BY: Alex Johns, Sales Development Manager from Altelium
It might not have been the very first, but Tesla has been one of the most successful at riding the EV wave. All that success raises a question though – what happens to the batteries over time?
Various studies have been conducted: for instance, during a Tesla taxi trial at Gatwick airport, five Model S 90D vehicles completed 1.5 million miles, each driving around 300,000 miles during the three-year trial. Afterwards, the batteries were at an impressive 82% State of Health (SoH).
That the battery degrades faster in the first year or two is widely known. The first year dropped about eight percent in 100,000 miles in the Gatwick trial but after that, the degradation was almost a straight line of five percent per annum (100,000 miles per annum). At this rate, the vehicles would have easily passed 500,000 miles before they reached 70% SoH. This is more than three times the warranted distance.
How do I stop the battery degrading?
First, a technical term: knee-point. This is when a battery undergoes a rapid degradation, something every battery and vehicle manufacturer is obviously trying to avoid. The phenomenon is subject to a great deal of study but what is clear is that, on the assumption that your battery is well manufactured (without faults), then knee points tend to occur if the battery is over-stressed.
This occurs through too much supercharging (which raises the battery temperature too much, too often) and charging and discharging to the maximum too often. Running a battery from 10%+ to less than 90% State of Charge (SoC) most of the time, and rarely supercharging it, will help ensure it lasts longer. ‘Resting’ the battery once a week for a few hours at a lowish SoC will also help.

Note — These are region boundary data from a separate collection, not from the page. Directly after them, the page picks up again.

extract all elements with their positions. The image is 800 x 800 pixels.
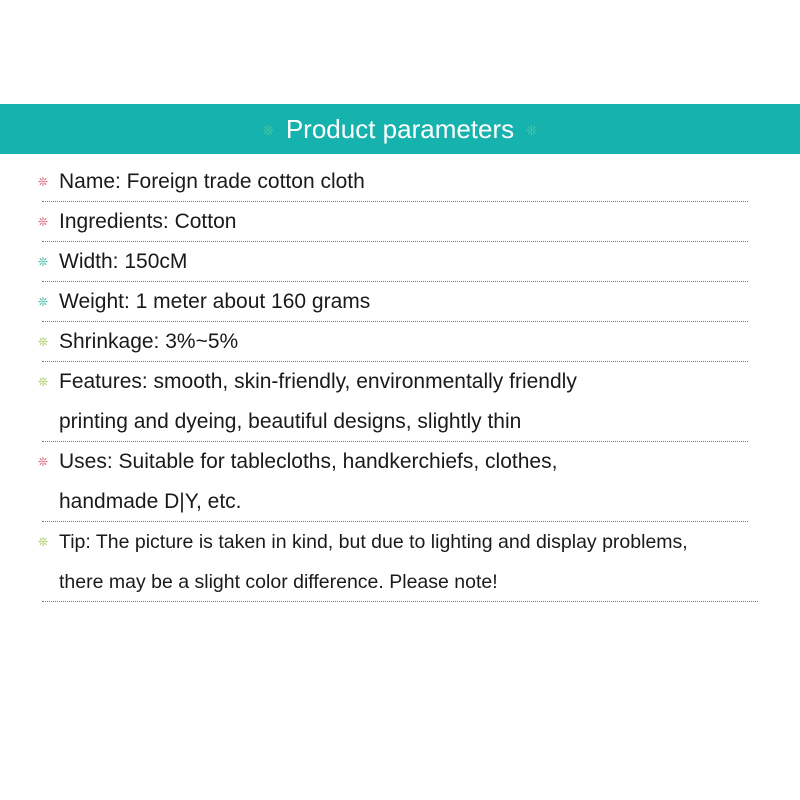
param-text: Features: smooth, skin-friendly, environmentally friendly (59, 370, 577, 393)
parameter-list (0, 162, 800, 602)
flower-bullet-icon: ❊ (37, 295, 49, 309)
flower-bullet-icon: ❊ (37, 455, 49, 469)
header-banner (0, 104, 800, 154)
flower-ornament-icon: ❊ (262, 123, 274, 138)
param-text: Uses: Suitable for tablecloths, handkerchiefs, clothes, (59, 450, 558, 473)
flower-bullet-icon: ❊ (37, 375, 49, 389)
flower-ornament-icon: ❊ (526, 123, 538, 138)
dotted-divider (42, 601, 758, 602)
param-text: Width: 150cM (59, 250, 188, 273)
flower-bullet-icon: ❊ (37, 535, 49, 549)
param-text: Weight: 1 meter about 160 grams (59, 290, 371, 313)
param-text-continued: printing and dyeing, beautiful designs, slightly thin (59, 410, 522, 433)
param-text: Tip: The picture is taken in kind, but due to lighting and display problems, (59, 531, 688, 553)
param-width (0, 242, 800, 282)
param-ingredients (0, 202, 800, 242)
param-tip (0, 522, 800, 602)
param-text: Shrinkage: 3%~5% (59, 330, 239, 353)
flower-bullet-icon: ❊ (37, 255, 49, 269)
param-text-continued: handmade D|Y, etc. (59, 490, 242, 513)
param-weight (0, 282, 800, 322)
param-text: Ingredients: Cotton (59, 210, 237, 233)
flower-bullet-icon: ❊ (37, 215, 49, 229)
param-features (0, 362, 800, 442)
flower-bullet-icon: ❊ (37, 335, 49, 349)
param-text-continued: there may be a slight color difference. Please note! (59, 571, 498, 593)
page-title: Product parameters (285, 113, 515, 144)
param-name (0, 162, 800, 202)
param-shrinkage (0, 322, 800, 362)
param-uses (0, 442, 800, 522)
param-text: Name: Foreign trade cotton cloth (59, 170, 365, 193)
flower-bullet-icon: ❊ (37, 175, 49, 189)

Battery SoH is an absolute measure, and will become the currency of battery trading in the future. Although drivers of pure electric cars focus on State of Charge, because it tells them if they have enough power to reach their destination, the measure that really matters in economic terms is SoH.
What could happen to car batteries after their State of Health drops below 70%?
A battery at 70% SoH may no longer be suitable for use in an EV but it will be very useful in a “second life” Battery Energy Storage System (BESS) for several years (at least five) until it reaches 50% SoH, at which point it’s no longer commercially useful. The industrial knee-point has been reached.
The BESS market is about to take off dramatically, just like other technologies have, such as computing power, network capacity or data storage.
For example, the Australian Hornsdale Power Reserve, completed at 150MW/194MWh, held the title of the world’s largest BESS for just three years. It was surpassed by the Californian Gateway Energy Storage, which has a huge storage capacity of 230MGW/hour, last year.
But this is less than half the capacity of the new Tesla plant planned at Moss Landing in Monterey County, California, at 730MWh. All of them, however, will be dwarfed by the 1500MW/6000MWh installation which was given approval in October, also in Moss Landing California, for Vistra Energy.
It is the BESS market that is revolutionising the energy market, allowing energy from renewable sources of wind, sun and waves to be stored.
This dramatic increase in the size and number of large BESSs mirrors growth in the small BESS market for domestic use, such as the Tesla Powerwall.
Most BESSs are made using first-life batteries, but an increasing amount are being made from second-life batteries from EVs. Tesla has reported how its batteries will last for 1 million miles or even longer (presumably to 70% SoH), but has made no mention yet of using second-life batteries in BESS or any other second-life use.
The cost of second-life batteries is so much lower than first-life batteries that the return on investment (ROI) is both higher and economically attractive in its own right in spite of the shorter lifespan of the second-life BESSs.
A battery at 75% SoH will last half the length of the time of a new battery but cost far less than half the amount to buy. This is exactly the sweet spot where the ‘missing’ Tesla batteries will be: not yet ready for complete recycling, but also no longer in cars on the road.